Cette amélioration par rapport aux prévisions précédentes résulte de la révision de la prévision de croissance, désormais estimée à 6,25 % en 2021, soit un quart de point supplémentaire. Elle devrait être de 4 % en 2022 et cette amélioration valide la politique que nous menons. Je précise que si la croissance constatée était finalement supérieure à 6,25 %, comme le prévoient un certain nombre d'organismes comme le Fonds monétaire international (FMI), la Commission européenne ou la Banque de France, le surplus de recettes ainsi généré diminuera encore ce déficit.
Cette trajectoire intègre également un relèvement de 1,7 milliard d'euros pour 2021 de l'ONDAM, l'objectif national de dépenses d'assurance maladie, en raison à la fois de dépenses plus dynamiques que prévu, de la nécessité de couvrir les surcoûts des établissements de santé en lien avec le Covid, enfin de l'entrée en vigueur dès novembre 2021 des accords Laforcade pour les personnels des établissements et les services pour personnes handicapées, annoncée par le chef du Gouvernement le 8 novembre dernier. L'ONDAM pour 2022 a quant à lui été rehaussé de 500 millions d'euros, essentiellement pour prendre en compte les effets des dépenses supplémentaires constatés en 2021.

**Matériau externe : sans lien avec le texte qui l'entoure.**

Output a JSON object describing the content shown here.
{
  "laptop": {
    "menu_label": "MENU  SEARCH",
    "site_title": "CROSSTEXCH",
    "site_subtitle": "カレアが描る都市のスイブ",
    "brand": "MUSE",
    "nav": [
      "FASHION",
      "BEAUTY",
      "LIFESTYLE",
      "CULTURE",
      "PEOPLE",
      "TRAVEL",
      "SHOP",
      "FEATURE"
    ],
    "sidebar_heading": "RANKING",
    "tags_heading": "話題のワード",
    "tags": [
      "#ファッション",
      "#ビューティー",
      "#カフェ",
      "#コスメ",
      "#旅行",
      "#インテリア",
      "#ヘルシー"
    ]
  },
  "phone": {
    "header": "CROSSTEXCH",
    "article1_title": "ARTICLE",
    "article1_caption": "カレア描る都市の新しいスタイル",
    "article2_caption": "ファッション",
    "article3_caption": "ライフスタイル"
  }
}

Des doutes et des inquiétudes quant à la dégradation des comptes sociaux se sont exprimés au cours des débats. Ces doutes sont légitimes : si la sécurité sociale a pu jouer ce rôle si important de protection des Français contre les risques de la vie, c'est bien grâce à l'amélioration des comptes intervenue avant la crise sanitaire et au sérieux dont ce gouvernement a su faire preuve. Sans les ambitions de retour à l'équilibre que nous nourrissions avant la crise sanitaire, la sécurité sociale n'aurait pas pu autant nous protéger à l'occasion de cette crise.
Pour sortir de la crise, nous devons éviter de refaire les erreurs du passé. Le Gouvernement assume parfaitement le fait que ce projet de loi ne contienne aucune mesure brutale de rétablissement des comptes : ce n'est pas notre choix. Contrairement à celui qui avait été fait après la crise de 2009-2010, notre engagement et notre priorité sont de favoriser l'emploi et la croissance. Je suis convaincu, vous le savez, que c'est d'abord grâce à celle-ci que nous rétablirons nos finances publiques et donc nos finances sociales.
Cette politique économique porte ses fruits, puisque nous avons pu relever d'un quart de point nos prévisions de croissance. Quant au taux de chômage, il est déjà revenu à son niveau d'avant-crise, et même en deçà : avant la crise, 8,1 % de la population active était au chômage ; ce pourcentage est désormais de 7,6 %. Nous sommes donc à quelques encablures de réussir ce qui semblait impossible : poursuivre la baisse du chômage après la traversée de la crise et viser le plein emploi.
La croissance suffira-t-elle à redresser les comptes sociaux et à garantir totalement le retour à l'équilibre ? La réponse est non, et c'est la raison pour laquelle le travail devra être poursuivi. Il n'est pas envisageable de reporter indéfiniment le retour à l'équilibre puisque, si nous ne remboursons pas nos dettes, ce sont évidemment les générations qui suivent, nos enfants, qui devront assumer le poids de nos déficits actuels, outre que nous obérons nos possibilités de faire face dans l'avenir à des crises d'une ampleur comparable à celle que nous avons vécue. Je souhaite donc insister sur la nécessité des réformes suivantes.
En premier lieu, nous devrons plus que jamais adopter une vision et un pilotage global des finances publiques, ainsi qu'une gouvernance modernisée de nos finances sociales. C'est l'ambition de la proposition de loi organique que vous avez adoptée le 19 juillet dernier à l'initiative de votre rapporteur général et sur laquelle les échanges avec le Sénat sont en cours.